Refined curve counting on algebraic surfaces
Seminar Room 1, Newton Institute
Let $L$ be ample line bundle on an an algebraic surface $X$. If $L$ is sufficiently ample wrt $d$, the number $t_d(L)$ of $d$-nodal curves in a general $d$-dimensional sub linear system of |L| will be finite. Kool-Shende-Thomas use the generating function of the Euler numbers of the relative Hilbert schemes of points of the universal curve over $|L|$ to define the numbers $t_d(L)$ as BPS invariants and prove a conjecture of mine about their generating function (proved by Tzeng using different methods).

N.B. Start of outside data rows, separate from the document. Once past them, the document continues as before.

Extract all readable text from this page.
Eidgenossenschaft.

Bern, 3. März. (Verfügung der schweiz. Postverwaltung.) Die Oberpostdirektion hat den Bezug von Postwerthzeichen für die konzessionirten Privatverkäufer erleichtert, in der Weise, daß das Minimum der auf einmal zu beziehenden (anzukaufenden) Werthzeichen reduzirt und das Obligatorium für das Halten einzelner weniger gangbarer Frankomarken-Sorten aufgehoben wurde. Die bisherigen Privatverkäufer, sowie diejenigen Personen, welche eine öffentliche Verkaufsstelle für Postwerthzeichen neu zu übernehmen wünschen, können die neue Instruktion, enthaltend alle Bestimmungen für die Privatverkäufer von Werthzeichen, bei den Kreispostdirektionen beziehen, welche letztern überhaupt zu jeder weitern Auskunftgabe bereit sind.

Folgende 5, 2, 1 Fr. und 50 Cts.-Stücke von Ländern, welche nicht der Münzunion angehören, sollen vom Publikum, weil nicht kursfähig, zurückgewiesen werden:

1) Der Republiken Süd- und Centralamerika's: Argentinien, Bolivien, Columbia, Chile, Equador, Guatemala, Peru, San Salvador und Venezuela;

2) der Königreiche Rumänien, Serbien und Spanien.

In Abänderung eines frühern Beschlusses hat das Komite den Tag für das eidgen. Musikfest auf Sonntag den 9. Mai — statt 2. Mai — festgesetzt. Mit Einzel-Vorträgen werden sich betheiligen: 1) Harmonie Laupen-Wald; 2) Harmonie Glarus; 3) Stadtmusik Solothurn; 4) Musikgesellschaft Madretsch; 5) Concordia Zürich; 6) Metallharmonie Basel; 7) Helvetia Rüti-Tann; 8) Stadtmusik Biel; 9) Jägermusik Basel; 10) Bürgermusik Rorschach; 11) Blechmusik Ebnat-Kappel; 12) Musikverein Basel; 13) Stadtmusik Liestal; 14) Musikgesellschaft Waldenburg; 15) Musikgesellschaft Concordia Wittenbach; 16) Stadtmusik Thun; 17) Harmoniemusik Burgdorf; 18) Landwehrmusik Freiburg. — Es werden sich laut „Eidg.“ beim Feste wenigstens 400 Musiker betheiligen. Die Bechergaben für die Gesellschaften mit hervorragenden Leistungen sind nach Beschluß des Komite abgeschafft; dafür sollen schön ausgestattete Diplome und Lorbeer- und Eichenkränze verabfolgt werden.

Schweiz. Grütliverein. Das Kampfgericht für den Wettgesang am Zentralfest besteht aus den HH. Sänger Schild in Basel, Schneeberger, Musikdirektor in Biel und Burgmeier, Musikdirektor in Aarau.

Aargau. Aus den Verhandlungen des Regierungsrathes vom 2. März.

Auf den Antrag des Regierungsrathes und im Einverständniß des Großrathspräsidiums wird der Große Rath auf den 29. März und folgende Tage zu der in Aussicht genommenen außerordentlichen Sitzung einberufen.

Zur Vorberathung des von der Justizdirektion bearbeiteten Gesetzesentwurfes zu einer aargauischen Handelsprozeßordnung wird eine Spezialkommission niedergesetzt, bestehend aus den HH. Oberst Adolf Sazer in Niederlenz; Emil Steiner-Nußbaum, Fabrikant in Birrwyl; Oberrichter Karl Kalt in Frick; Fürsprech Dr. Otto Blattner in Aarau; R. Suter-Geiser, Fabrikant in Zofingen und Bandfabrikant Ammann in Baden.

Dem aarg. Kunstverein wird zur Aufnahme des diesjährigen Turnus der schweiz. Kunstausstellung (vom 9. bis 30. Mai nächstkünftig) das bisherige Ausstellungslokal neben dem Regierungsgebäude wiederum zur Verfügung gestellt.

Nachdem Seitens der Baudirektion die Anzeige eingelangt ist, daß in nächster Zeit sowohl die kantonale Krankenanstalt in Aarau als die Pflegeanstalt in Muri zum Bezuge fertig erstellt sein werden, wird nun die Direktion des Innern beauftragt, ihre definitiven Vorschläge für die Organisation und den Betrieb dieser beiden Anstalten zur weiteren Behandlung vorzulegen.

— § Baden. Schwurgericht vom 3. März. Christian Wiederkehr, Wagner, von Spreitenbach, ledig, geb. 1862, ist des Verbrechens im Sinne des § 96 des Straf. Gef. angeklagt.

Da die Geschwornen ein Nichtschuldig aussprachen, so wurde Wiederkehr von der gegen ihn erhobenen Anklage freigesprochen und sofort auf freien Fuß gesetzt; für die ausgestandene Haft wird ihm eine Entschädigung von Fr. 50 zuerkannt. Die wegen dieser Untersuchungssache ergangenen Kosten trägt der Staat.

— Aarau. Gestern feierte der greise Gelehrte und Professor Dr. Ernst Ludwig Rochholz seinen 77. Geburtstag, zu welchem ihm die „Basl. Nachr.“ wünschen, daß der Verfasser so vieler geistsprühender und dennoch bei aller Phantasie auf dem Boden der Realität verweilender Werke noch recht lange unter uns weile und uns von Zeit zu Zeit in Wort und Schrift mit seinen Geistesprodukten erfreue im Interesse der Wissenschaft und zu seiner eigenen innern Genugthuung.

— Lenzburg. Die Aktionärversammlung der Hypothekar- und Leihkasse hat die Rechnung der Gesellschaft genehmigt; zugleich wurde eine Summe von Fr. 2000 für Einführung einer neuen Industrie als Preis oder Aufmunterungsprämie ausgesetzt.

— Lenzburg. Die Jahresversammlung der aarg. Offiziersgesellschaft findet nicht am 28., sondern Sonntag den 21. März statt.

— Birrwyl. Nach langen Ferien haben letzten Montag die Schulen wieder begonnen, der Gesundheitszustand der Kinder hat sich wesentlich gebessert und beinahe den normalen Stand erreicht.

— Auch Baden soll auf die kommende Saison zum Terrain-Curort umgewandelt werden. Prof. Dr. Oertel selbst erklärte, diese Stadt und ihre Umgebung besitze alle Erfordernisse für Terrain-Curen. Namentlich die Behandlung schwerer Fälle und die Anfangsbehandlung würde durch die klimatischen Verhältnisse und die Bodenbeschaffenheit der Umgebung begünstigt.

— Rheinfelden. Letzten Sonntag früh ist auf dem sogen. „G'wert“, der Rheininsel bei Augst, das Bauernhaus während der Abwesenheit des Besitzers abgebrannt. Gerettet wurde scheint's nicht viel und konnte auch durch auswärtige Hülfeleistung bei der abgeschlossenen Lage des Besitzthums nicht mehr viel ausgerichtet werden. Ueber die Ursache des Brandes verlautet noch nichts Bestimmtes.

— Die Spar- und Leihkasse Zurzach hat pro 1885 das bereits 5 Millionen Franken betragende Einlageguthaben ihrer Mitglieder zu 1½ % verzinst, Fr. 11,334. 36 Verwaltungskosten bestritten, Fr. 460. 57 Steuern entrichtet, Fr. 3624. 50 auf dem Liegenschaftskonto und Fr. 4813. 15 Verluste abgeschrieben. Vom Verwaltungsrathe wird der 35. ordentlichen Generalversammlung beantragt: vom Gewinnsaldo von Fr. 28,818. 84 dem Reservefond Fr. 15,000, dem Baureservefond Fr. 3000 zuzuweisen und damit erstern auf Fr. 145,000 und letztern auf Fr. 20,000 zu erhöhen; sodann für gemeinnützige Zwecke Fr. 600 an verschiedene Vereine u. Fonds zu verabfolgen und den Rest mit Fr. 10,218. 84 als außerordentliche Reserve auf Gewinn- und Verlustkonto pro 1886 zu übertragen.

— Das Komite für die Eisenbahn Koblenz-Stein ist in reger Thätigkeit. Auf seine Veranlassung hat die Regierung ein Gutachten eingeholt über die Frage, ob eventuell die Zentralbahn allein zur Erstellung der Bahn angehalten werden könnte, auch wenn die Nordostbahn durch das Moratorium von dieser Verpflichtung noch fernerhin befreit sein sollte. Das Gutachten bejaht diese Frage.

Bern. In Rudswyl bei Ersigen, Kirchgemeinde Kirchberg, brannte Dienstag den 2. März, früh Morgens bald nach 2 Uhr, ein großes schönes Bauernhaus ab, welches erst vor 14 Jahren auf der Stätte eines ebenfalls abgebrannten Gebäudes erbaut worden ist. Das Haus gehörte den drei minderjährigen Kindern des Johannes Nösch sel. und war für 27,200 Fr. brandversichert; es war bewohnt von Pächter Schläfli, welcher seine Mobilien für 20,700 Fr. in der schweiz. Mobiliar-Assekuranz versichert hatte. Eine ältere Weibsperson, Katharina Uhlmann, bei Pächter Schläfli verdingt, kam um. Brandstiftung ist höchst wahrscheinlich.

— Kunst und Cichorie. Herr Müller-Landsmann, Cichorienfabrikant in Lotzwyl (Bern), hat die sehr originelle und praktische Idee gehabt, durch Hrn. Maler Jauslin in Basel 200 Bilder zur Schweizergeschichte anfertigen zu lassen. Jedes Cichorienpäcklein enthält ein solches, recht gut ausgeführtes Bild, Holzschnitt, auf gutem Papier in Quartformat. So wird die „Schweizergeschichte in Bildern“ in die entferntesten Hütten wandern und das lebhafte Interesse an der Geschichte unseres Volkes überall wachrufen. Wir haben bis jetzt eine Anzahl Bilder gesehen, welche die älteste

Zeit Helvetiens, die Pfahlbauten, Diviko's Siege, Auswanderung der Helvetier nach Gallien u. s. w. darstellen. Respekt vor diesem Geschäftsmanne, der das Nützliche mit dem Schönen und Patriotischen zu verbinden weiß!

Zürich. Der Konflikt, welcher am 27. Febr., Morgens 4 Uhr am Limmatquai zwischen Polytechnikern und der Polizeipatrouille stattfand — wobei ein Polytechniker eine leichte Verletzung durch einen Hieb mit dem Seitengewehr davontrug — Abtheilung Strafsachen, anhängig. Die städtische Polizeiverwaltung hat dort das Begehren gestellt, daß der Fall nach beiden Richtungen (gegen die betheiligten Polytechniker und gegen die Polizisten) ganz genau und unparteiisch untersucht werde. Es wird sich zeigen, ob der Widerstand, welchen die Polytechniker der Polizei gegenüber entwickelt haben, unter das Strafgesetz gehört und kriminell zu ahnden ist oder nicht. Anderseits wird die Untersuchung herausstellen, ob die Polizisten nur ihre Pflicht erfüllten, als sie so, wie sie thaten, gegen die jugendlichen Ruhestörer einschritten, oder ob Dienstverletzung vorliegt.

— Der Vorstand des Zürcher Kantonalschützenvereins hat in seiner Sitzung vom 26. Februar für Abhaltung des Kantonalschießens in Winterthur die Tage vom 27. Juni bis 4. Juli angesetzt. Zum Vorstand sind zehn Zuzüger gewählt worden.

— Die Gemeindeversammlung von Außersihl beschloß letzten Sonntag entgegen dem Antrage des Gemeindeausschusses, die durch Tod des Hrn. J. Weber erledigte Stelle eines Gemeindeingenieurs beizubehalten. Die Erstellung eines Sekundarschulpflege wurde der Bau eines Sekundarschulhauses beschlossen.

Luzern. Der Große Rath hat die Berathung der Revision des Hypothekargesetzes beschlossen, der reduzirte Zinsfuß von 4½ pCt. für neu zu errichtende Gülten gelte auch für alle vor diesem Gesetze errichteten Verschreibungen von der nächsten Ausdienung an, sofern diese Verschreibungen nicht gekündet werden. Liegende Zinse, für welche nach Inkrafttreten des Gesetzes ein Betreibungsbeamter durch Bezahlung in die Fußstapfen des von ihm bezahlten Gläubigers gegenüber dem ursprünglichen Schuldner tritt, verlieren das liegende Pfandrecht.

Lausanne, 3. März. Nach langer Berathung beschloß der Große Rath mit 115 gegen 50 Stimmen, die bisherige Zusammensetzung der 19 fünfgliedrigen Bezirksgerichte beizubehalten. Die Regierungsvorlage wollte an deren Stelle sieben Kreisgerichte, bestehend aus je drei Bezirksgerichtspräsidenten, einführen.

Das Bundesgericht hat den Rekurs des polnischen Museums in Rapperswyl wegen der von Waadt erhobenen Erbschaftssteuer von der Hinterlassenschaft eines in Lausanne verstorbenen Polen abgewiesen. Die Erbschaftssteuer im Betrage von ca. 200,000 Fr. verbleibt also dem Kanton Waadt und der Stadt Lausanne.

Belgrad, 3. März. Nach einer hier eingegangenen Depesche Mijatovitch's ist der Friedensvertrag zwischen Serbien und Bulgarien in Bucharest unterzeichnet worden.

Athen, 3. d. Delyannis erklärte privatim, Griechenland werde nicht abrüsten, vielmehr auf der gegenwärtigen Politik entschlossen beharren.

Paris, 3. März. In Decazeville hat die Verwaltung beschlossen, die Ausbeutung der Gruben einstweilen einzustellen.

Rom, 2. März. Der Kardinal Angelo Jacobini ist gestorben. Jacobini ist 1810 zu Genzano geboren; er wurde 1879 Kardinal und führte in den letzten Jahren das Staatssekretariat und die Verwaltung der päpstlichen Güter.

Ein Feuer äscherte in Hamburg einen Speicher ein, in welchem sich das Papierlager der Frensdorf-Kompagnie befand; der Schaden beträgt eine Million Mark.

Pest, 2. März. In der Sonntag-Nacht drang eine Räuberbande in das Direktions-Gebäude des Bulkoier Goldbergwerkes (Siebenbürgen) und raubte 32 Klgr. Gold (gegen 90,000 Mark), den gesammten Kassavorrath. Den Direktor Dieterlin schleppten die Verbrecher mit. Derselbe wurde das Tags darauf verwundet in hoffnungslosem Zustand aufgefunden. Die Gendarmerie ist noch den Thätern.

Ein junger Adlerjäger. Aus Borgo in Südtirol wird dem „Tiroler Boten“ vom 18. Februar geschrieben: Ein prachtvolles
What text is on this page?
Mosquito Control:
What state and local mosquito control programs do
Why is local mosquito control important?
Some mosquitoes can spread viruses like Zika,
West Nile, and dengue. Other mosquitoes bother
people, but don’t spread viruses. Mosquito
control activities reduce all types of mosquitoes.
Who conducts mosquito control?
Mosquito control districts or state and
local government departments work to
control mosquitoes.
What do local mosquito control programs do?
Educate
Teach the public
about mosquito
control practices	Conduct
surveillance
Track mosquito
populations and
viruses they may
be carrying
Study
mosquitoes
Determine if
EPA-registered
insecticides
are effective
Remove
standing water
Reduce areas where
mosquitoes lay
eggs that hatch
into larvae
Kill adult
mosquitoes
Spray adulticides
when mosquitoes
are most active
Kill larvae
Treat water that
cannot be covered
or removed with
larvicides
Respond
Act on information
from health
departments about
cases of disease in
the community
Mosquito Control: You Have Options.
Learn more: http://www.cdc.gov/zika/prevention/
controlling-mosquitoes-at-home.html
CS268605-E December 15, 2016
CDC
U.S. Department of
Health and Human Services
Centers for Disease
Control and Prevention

We use the generating function of the $\chi_y$-genera of these relative Hilbert schemes to define and study refined curve counting invariants, which instead of numbers are now polynomials in $y$, specializing to the numbers of curves for $y=1$. If $X$ is a K3 surface we relate these invariants to the Donaldson-Thomas invariants considered by Maulik-Pandharipande-Thomas.
In the case of toric surfaces we find that the refined invariants interpolate between the Gromow-Witten invariants (at $y=1$) and the Welschinger invariants at $y=-1$. We also find that refined invariants of toric surfaces can be defined and computed by a Caporaso-Harris type recursion, which specializes (at $y=1,-1$) to the corresponding recursion for complex curves and the Welschinger invariants.
This is in part joint work with Vivek Shende.